Where is Gucci parent Kering headed?

Kering’s stellar results, released last week, show that Gucci’s strength has not waned, even as desirability wanes in some audiences. With sales up 31 percent year-on-year, Gucci is still the strongest horse in the Kering stable, accounting for 60 percent of sales and around 70 percent of profits. In its balance sheet, Kering stated that it is a key player in a fast-growing market that enjoys solid fundamentals and a balanced portfolio of complementary brands with great potential. That is certainly true. Although Kering lags behind LVMH, the company has emerged from the pandemic stronger and better known than it was in early 2020.

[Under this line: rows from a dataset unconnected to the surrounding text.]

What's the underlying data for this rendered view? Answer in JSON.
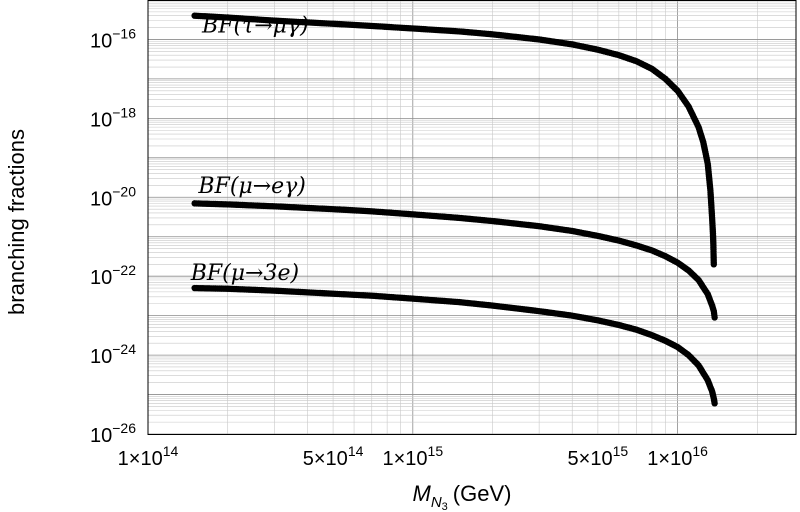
{
  "chart_data": {
    "type": "scatter",
    "title": "",
    "xlabel": "M_{N_3} (GeV)",
    "xlabel_main": "M",
    "xlabel_sub1": "N",
    "xlabel_sub2": "3",
    "xlabel_unit": "(GeV)",
    "ylabel": "branching fractions",
    "x_scale": "log",
    "y_scale": "log",
    "xlim": [
      100000000000000.0,
      2.8e+16
    ],
    "ylim": [
      1e-26,
      1e-15
    ],
    "grid": true,
    "x_ticks": [
      {
        "value": 100000000000000.0,
        "mantissa": "1×10",
        "exp": "14"
      },
      {
        "value": 500000000000000.0,
        "mantissa": "5×10",
        "exp": "14"
      },
      {
        "value": 1000000000000000.0,
        "mantissa": "1×10",
        "exp": "15"
      },
      {
        "value": 5000000000000000.0,
        "mantissa": "5×10",
        "exp": "15"
      },
      {
        "value": 1e+16,
        "mantissa": "1×10",
        "exp": "16"
      }
    ],
    "y_ticks": [
      {
        "value": 1e-16,
        "base": "10",
        "exp": "−16"
      },
      {
        "value": 1e-18,
        "base": "10",
        "exp": "−18"
      },
      {
        "value": 1e-20,
        "base": "10",
        "exp": "−20"
      },
      {
        "value": 1e-22,
        "base": "10",
        "exp": "−22"
      },
      {
        "value": 1e-24,
        "base": "10",
        "exp": "−24"
      },
      {
        "value": 1e-26,
        "base": "10",
        "exp": "−26"
      }
    ],
    "series": [
      {
        "name": "BF(τ→μγ)",
        "label_x": 160000000000000.0,
        "label_y": 1.5e-16,
        "points": [
          [
            150000000000000.0,
            4e-16
          ],
          [
            200000000000000.0,
            3.6e-16
          ],
          [
            300000000000000.0,
            3e-16
          ],
          [
            500000000000000.0,
            2.5e-16
          ],
          [
            700000000000000.0,
            2.2e-16
          ],
          [
            1000000000000000.0,
            1.9e-16
          ],
          [
            1500000000000000.0,
            1.6e-16
          ],
          [
            2000000000000000.0,
            1.35e-16
          ],
          [
            3000000000000000.0,
            1e-16
          ],
          [
            4000000000000000.0,
            7.5e-17
          ],
          [
            5000000000000000.0,
            5.5e-17
          ],
          [
            6000000000000000.0,
            4e-17
          ],
          [
            7000000000000000.0,
            2.8e-17
          ],
          [
            8000000000000000.0,
            1.8e-17
          ],
          [
            9000000000000000.0,
            1e-17
          ],
          [
            1e+16,
            5e-18
          ],
          [
            1.1e+16,
            2e-18
          ],
          [
            1.2e+16,
            6e-19
          ],
          [
            1.25e+16,
            2.5e-19
          ],
          [
            1.3e+16,
            7e-20
          ],
          [
            1.33e+16,
            1.5e-20
          ],
          [
            1.35e+16,
            3e-21
          ],
          [
            1.36e+16,
            1.2e-21
          ],
          [
            1.365e+16,
            6e-22
          ],
          [
            1.37e+16,
            2e-22
          ]
        ]
      },
      {
        "name": "BF(μ→eγ)",
        "label_x": 155000000000000.0,
        "label_y": 1.3e-20,
        "points": [
          [
            150000000000000.0,
            7e-21
          ],
          [
            200000000000000.0,
            6.6e-21
          ],
          [
            300000000000000.0,
            5.9e-21
          ],
          [
            500000000000000.0,
            5e-21
          ],
          [
            700000000000000.0,
            4.4e-21
          ],
          [
            1000000000000000.0,
            3.7e-21
          ],
          [
            1500000000000000.0,
            3e-21
          ],
          [
            2000000000000000.0,
            2.5e-21
          ],
          [
            3000000000000000.0,
            1.85e-21
          ],
          [
            4000000000000000.0,
            1.4e-21
          ],
          [
            5000000000000000.0,
            1.05e-21
          ],
          [
            6000000000000000.0,
            8e-22
          ],
          [
            7000000000000000.0,
            6e-22
          ],
          [
            8000000000000000.0,
            4.5e-22
          ],
          [
            9000000000000000.0,
            3.2e-22
          ],
          [
            1e+16,
            2.2e-22
          ],
          [
            1.1e+16,
            1.4e-22
          ],
          [
            1.2e+16,
            8e-23
          ],
          [
            1.3e+16,
            3.5e-23
          ],
          [
            1.35e+16,
            1.8e-23
          ],
          [
            1.37e+16,
            1.3e-23
          ],
          [
            1.38e+16,
            9e-24
          ]
        ]
      },
      {
        "name": "BF(μ→3e)",
        "label_x": 145000000000000.0,
        "label_y": 8e-23,
        "points": [
          [
            150000000000000.0,
            5e-23
          ],
          [
            200000000000000.0,
            4.8e-23
          ],
          [
            300000000000000.0,
            4.3e-23
          ],
          [
            500000000000000.0,
            3.6e-23
          ],
          [
            700000000000000.0,
            3.2e-23
          ],
          [
            1000000000000000.0,
            2.7e-23
          ],
          [
            1500000000000000.0,
            2.2e-23
          ],
          [
            2000000000000000.0,
            1.8e-23
          ],
          [
            3000000000000000.0,
            1.3e-23
          ],
          [
            4000000000000000.0,
            1e-23
          ],
          [
            5000000000000000.0,
            7.6e-24
          ],
          [
            6000000000000000.0,
            5.8e-24
          ],
          [
            7000000000000000.0,
            4.4e-24
          ],
          [
            8000000000000000.0,
            3.2e-24
          ],
          [
            9000000000000000.0,
            2.3e-24
          ],
          [
            1e+16,
            1.6e-24
          ],
          [
            1.1e+16,
            1e-24
          ],
          [
            1.2e+16,
            5.5e-25
          ],
          [
            1.3e+16,
            2.3e-25
          ],
          [
            1.35e+16,
            1.2e-25
          ],
          [
            1.37e+16,
            8e-26
          ],
          [
            1.38e+16,
            6e-26
          ]
        ]
      }
    ]
  }
}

Houses Bottega Veneta, Balenciaga and Saint Laurent also posted double-digit growth, with the former showing no signs of slowing down despite the unexpected departure of its creative director Daniel Lee last November.

Less dependence on wholesalers

Kering reiterated that it is targeting like-space sales growth with less reliance on wholesale channels. By focusing on its own retail network and strategic partnerships where it does not have stores, it can direct distribution and exclusivity, have full control over pricing and can generate larger profit margins.

Since 2017, Gucci has drastically reduced its wholesale stores, and in its home market of Italy it reduced its multi-brand distribution from 110 to 38 stores in 2020. Kering takes cues from Gucci and follows a similar strategy for its other fashion houses.

“We are stopping online wholesale for our brands,” François-Henri Pinault, Kering’s chairman and chief executive officer, said in a conference call. The Group’s strategic priorities are clear. The sustained growth of homes and the end of online wholesale. Instead, she will focus on cross-business growth platforms in e-commerce, particularly e-concessions.

A relatively new online sales model, e-concessions are defined according to Glossy as brands selling their collections through a retail platform while retaining more control over pricing, marketing and product cataloging than they have with a traditional wholesale model.

Kering’s total sales rose 35 percent to €17.7 billion, up 13 percent from 2019. This puts Kering far ahead of the general luxury goods sector, which grew by four percent in 2019.

The stock market also reacted positively: The news of Kering’s results caused the share price to rise by up to 7.9 percent last Thursday.

This article was previously published on FashionUnited.uk. Translation and editing: Barbara Russ.